Life

The Trevor Project is getting $6 million in a historic grant to help LGBTQ youth

BEVERLY HILLS, CALIFORNIA - NOVEMBER 17: Miss Shalae performs onstage during The Trevor Project's TrevorLIVE LA 2019 at The Beverly Hilton Hotel on November 17, 2019 in Beverly Hills, California.
BEVERLY HILLS, CALIFORNIA - NOVEMBER 17: Miss Shalae performs onstage during The Trevor Project's TrevorLIVE LA 2019 at The Beverly Hilton Hotel on November 17, 2019 in Beverly Hills, California. (Photo by Tasia Wells/Getty Images for The Trevor Project) Photo: Getty Images for The Trevor Project, used with permission

Today’s young people seem to be more comfortable than ever expressing their diverse gender and sexual identities. In fact, a 2016 study found that 52% of teenagers do not identify as exclusively heterosexual. With all of this progress, though, it is important not to lose sight of how much work is left to do.

LGBTQ youth across the country continue to face deep mental health struggles due shameful feelings about their gender or sexual identities. According to The Trevor Project, the nation’s leading organization in suicide prevention services for LGBTQ youth, 1.8 million LGBTQ young people between the ages of 13 and 24 seriously consider suicide every year.
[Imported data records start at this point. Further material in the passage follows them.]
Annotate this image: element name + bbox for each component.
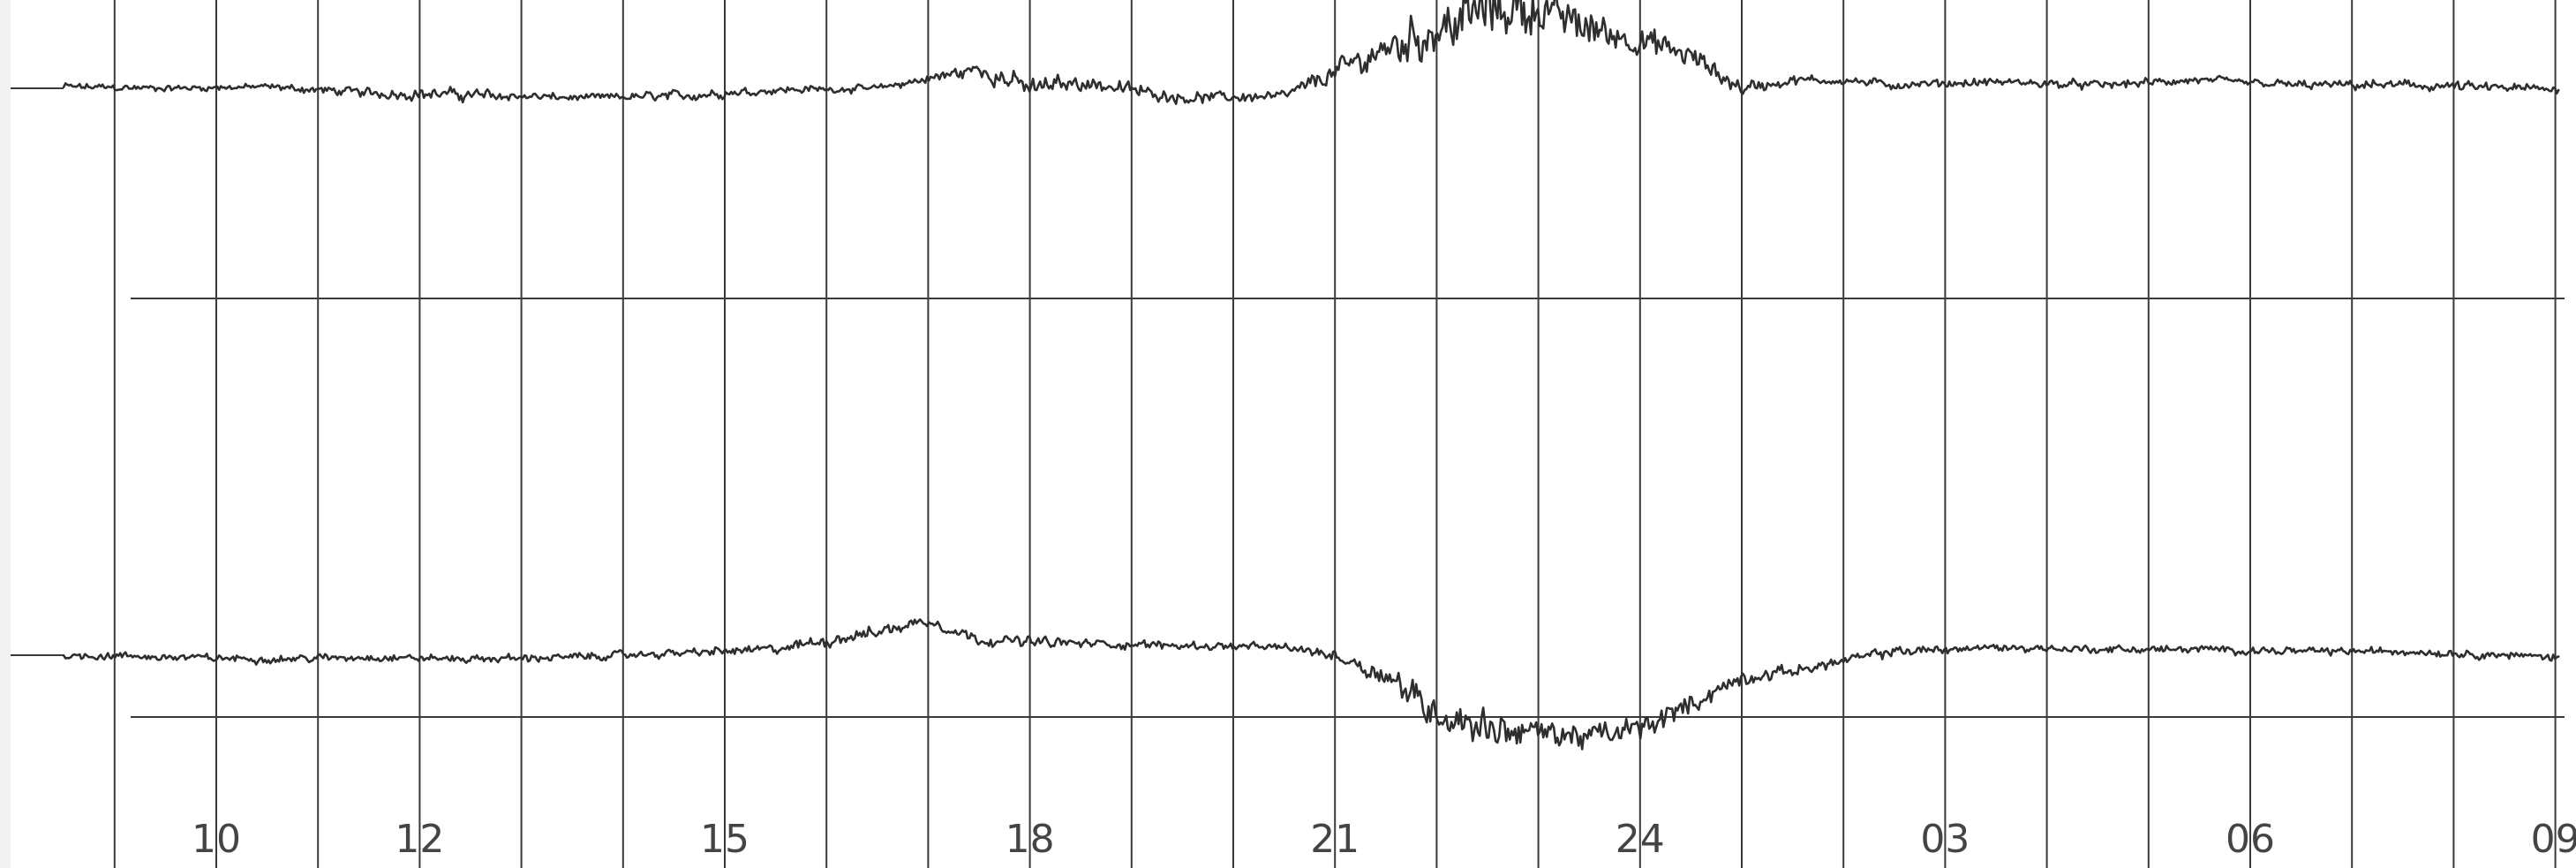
x-tick-label: 03	[1920, 817, 1970, 862]
paper-edge	[0, 0, 11, 868]
trace-top	[62, 0, 2560, 105]
x-tick-label: 06	[2226, 817, 2275, 862]
x-tick-label: 09	[2531, 817, 2576, 862]
x-tick-label: 10	[192, 817, 241, 862]
x-tick-label: 18	[1006, 817, 1055, 862]
x-tick-label: 21	[1310, 817, 1360, 862]
trace-bottom	[62, 618, 2560, 751]
grid	[113, 0, 2565, 868]
x-tick-label: 12	[395, 817, 444, 862]
traces	[62, 0, 2560, 751]
x-tick-label: 24	[1616, 817, 1665, 862]
x-tick-labels: 10 12 15 18 21 24 03 06 09	[192, 817, 2576, 862]
x-tick-label: 15	[700, 817, 749, 862]
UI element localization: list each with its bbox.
Related: Jazz Jennings came out as trans at age 5. Now she’s helping The Trevor Project support other kids.

This horrifying number is one reason that on November 17, the PwC Charitable Foundation announced it was awarding a whopping six million dollar grant to the Trevor Project, the largest in Trevor’s history, so the organization could increase its reach and potentially save thousands more lives.

The Trevor Project’s major services involve direct support for youth considering suicide through text, phone, and online chat hotlines. With the PwC grant, the Trevor Project will be able to develop a new technology platform that will facilitate the training of hundreds of thousands of additional volunteers. The new platform will also allow volunteers to communicate with and support one another through this difficult work.

“The size of the grant says a great deal about the size of the problem they’re addressing,” said Yolanda Seals-Coffield, president of the PwC Charitable Foundation. Right now, she said, the Trevor Project reaches about 75,000 kids each year. “That is important and those are important lives, but that is not making a dent in the number of young people in need. So the idea of supercharging their volunteer network and getting ten times the number of people available to pick up these phones and answer these texts 24 hours a day is huge.”

The grant will be a collaborative effort. PwC will help the Trevor Project implement the grant over the next four years.

Additionally, PwC will provide two million dollars worth of pro bono services.

“It’s a great honor for us and the foundation to be connected with this work and to do our small part to help them achieve these great outcomes,” said Seals-Coffield. “They are just an incredibly impressive group of professionals leading this work, and we’re really excited to play a small role.”

PwC consultants and developers will assist the Trevor Project’s technology team with building the new volunteer management system. “They are helping us build this technology from the ground up,” said Muneer Panjwani, the Trevor Project’s head of corporate development. “We’re not adapting it from other technology because our needs are so specific.”

The foundation will also help the Trevor Project improve its cyber security efforts, since the organization compiles a lot of data on young people.

“We take notes and record so we have access to that data for trend spotting, to learn about behaviors and what’s happening in young people’s minds,” explains Panjwani. “But security is not something a lot of people invest in. It was wonderful when we pitched this idea to PwC. They were very excited to help us support building out this project.”

Seals-Coffield said she is continually impressed with the Trevor Project team. “Not only are they committed to their cause, which all nonprofits are, but they are just insanely well-organized and well-run. They have one mission and they do it well.”

Panjwani said the team has no choice but to execute this mission well, and PwC’s grant money and resources will help them continue to do that. “When you look at the mental health ecosystem, and the charities and nonprofits working in it, there are not a lot being funded well,” he said.

“They can’t use the best in class people or technology, so they have to compromise. Our mission is way too important for us to compromise.”